El casco antiguo estaba cerrado al tráfico, pero a esas horas sin duda no se tropezaría con ningún guardia, todavía no era época de vacaciones. Aparcó debajo de una de las palmeras, en un sitio reservado para los minusválidos, porque era lógico que para ellos el casco viejo no estuviera prohibido. Es un sitio perfecto para mí, pensó, me viene al pelo. Qué remota expresión, venir al pelo, ¿de dónde emergía?, quizá de su adolescencia, cuando los chicos hablaban así: es una cosa que me ha venido al pelo, te lo juro por Arturo. La ventana del balconcillo estaba a oscuras. Leches con la ventana, leches con la ventana, ¿por qué estás a oscuras? Ventana cabrona, ventana cabrona, ¿por qué estás a oscuras? Venga, ventanita bonita, venga, simpática, enciéndete otra vez, ella sólo se ha ido a la habitación un momento y ha apagado la luz, pero ahora vuelve, enciéndete otra vez, se ha olvidado las gafas en el salón, ella siempre lee un rato antes de quedarse dormida, pero sin sus gafas de cerca no ve nada, siempre ha tenido presbicie, incluso cuando era joven, además si no lee sus dos o tres páginas no se queda dormida, lo sé mejor que tú, enciéndete otra vez, no seas tonta.

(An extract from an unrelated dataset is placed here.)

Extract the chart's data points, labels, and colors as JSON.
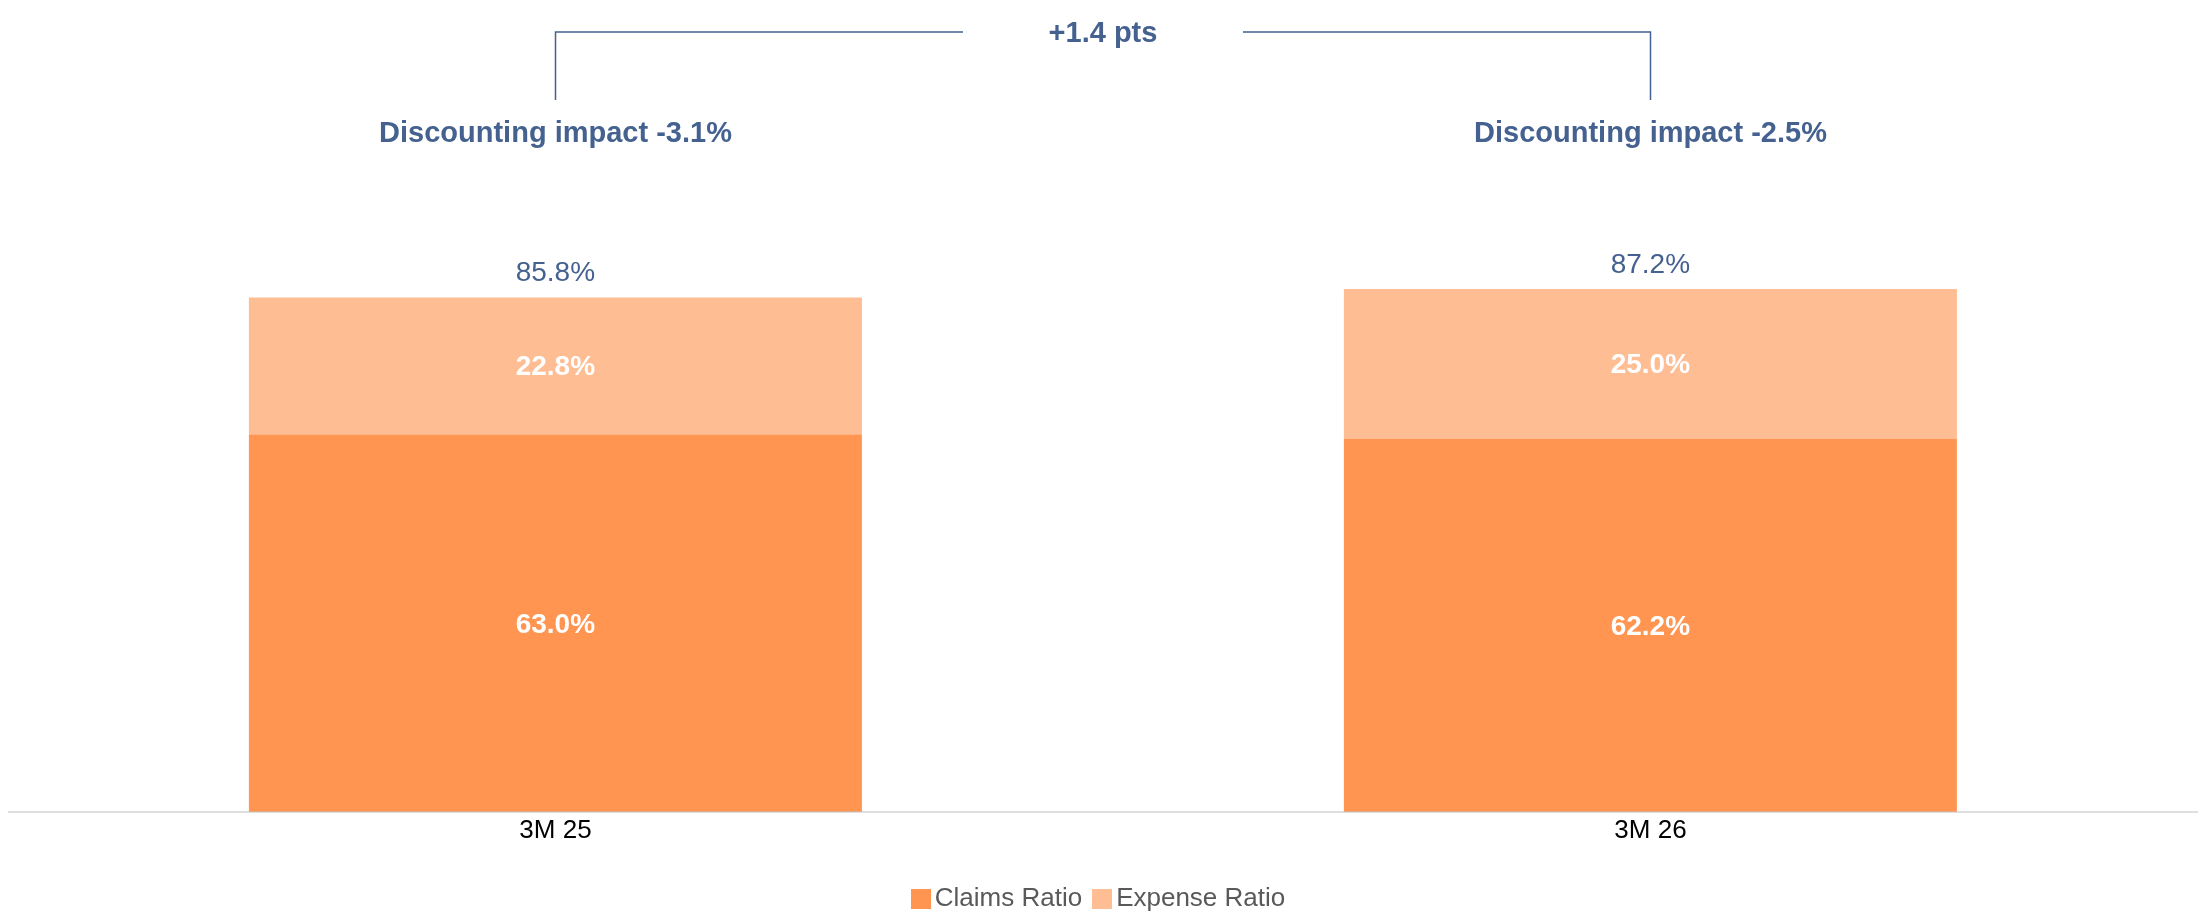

Se sentó en el banco de piedra, delante de la iglesia. Llamar o no llamar, he aquí el problema. O mejor dicho: subir o no subir, porque el portal estaba abierto, como por lo demás lo estaba siempre, porque a través de él se accedía a tres viviendas y nadie se preocupaba por cerrarlo. Pensó en encenderse un cigarrillo, simplemente para reflexionar. Pero si te enciendes un cigarrillo estás fresco, querido mío, porque es la última oportunidad, porque se va a quedar dormida de verdad. Al final, las gafas las tenía en la mesilla y ¿cuántas páginas hacen falta para fumarse un cigarrillo?, no más de dos o tres, y ella después de dos o tres páginas se queda dormida con el libro sobre el pecho, que a veces se lo quitabas tú cuando te acostabas a su lado con mucho cuidado para no despertarla. Así que adelante, por favor, ten valor y adelante. Eso, ¿y si después te abre Alfredo? Piénsalo un momento, perdona, un Alfredo tal vez en calzoncillos, con aspecto de estar dormido e irritado, que te dice: perdone, pero ¿usted quién es?, ¿qué es lo que quiere a estas horas? ¿Qué le dices, Biscou-Biscuit? Alfredo te pega un puñetazo que te manda escaleras abajo.